もはや「S&P500だけ」投資では安心できない!「金利のある世界」で資産を増やす「新しいお金のルール」
日本銀行がマイナス金利政策を解除したことで、17年ぶりに「金利のある世界」が訪れようとしている。著書に『金利で損しない方法、教えてください!』がある、ファイナンシャルプランナーの深野康彦氏によれば、金利上昇によって「投資のルール」も大きく変わるという。「インデックスファンドをコツコツ積み立てる」が唯一の正解ではなくなるという今年、私たちはどう対応すればよいのか、ウエノ記者が聞く。 【一覧を見る】運用資産1億円の投資家が保有する115銘柄を一挙公開…!
「唯一の正解」と思い込むのは危険
深野:ここ数年で「マネーリテラシー」という言葉が頻繁に取り上げられるようになりましたよね。投資意識が高まり、インデックスファンドへの積み立て投資を行う人も増えました。 ウエノ:はい。
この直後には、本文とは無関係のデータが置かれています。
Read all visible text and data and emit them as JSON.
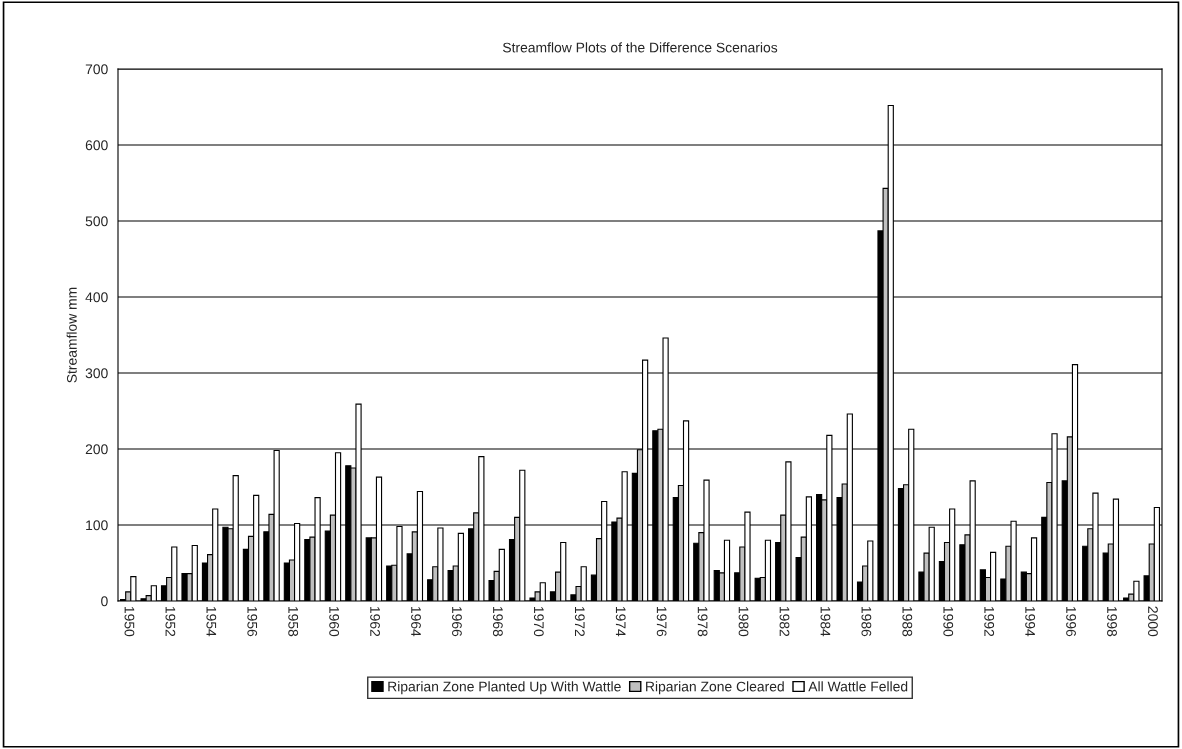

僕も新NISAを使って投資を始めました。僕の周りにも「YouTube動画で投資の勉強をしている」という人が多いですね。 深野:もちろん投資に興味を持つのはいいことなのですが、私は今の状況を見ていると懸念もあって。それは、マネーリテラシーという言葉を誤解している人が増えていることなんです。 ウエノ:マネーリテラシーの高い人って、なんとなく「余計な浪費を抑えて、インデックスファンドなどでコツコツ積み立て投資をする」というイメージがありますが……。 深野:それも一つの正解だと思いますが、問題なのはそれを「唯一の正解」と思い込んでしまうことです。SNSで金融情報を得る人が増えていますが、それだけでは考え方がむしろ偏ってしまう危険性があります。
「マネーリテラシーの高い人」の定義は?
深野:例えばここ数年は、アメリカの株価指標「S&P500」に連動したインデックスファンドや、eMAXIS Slim全世界株式(通称オルカン)への投資が人気ですよね? その投資自体は間違いではありませんが、オルカンやS&P500を過信するのはダメ。 なかには保有する金融資産のほとんどが「S&P500だけ」なんて状態にしている人もいますが、そういう人ほど、暴落時には含み損のショックに耐えられず、“狼狽売り”をしてしまう危険性が高くなります。 ウエノ:たしかに、8月の暴落では投げ売りした人の声をSNSで見かけました……。投資に前のめりな人ほど、リスクをとりすぎている、と。 深野:私なりにマネーリテラシーの高い人を定義すると、「自分のお金を適材適所に置ける人」です。何も考えずに、「みんなが買っているから」という理由で金融商品を選び、投資に全精力を傾けてしまう人は、マネーリテラシーが高いとは言えません。 ウエノ:僕も著名な投資家の推奨銘柄を鵜呑みにして株を買ったことがあるので、耳が痛いです……。 深野:特にこれから先は、金利の変化を踏まえて、「正しいお金の置き方」を考えなければいけません。今まで通用していたお金の増やし方は、あくまで「低金利時代が長く続いたゆえのセオリー」にすぎません。むしろ今後は、その考え方をベースにしていると、大きく間違える危険性を孕んでいるのです。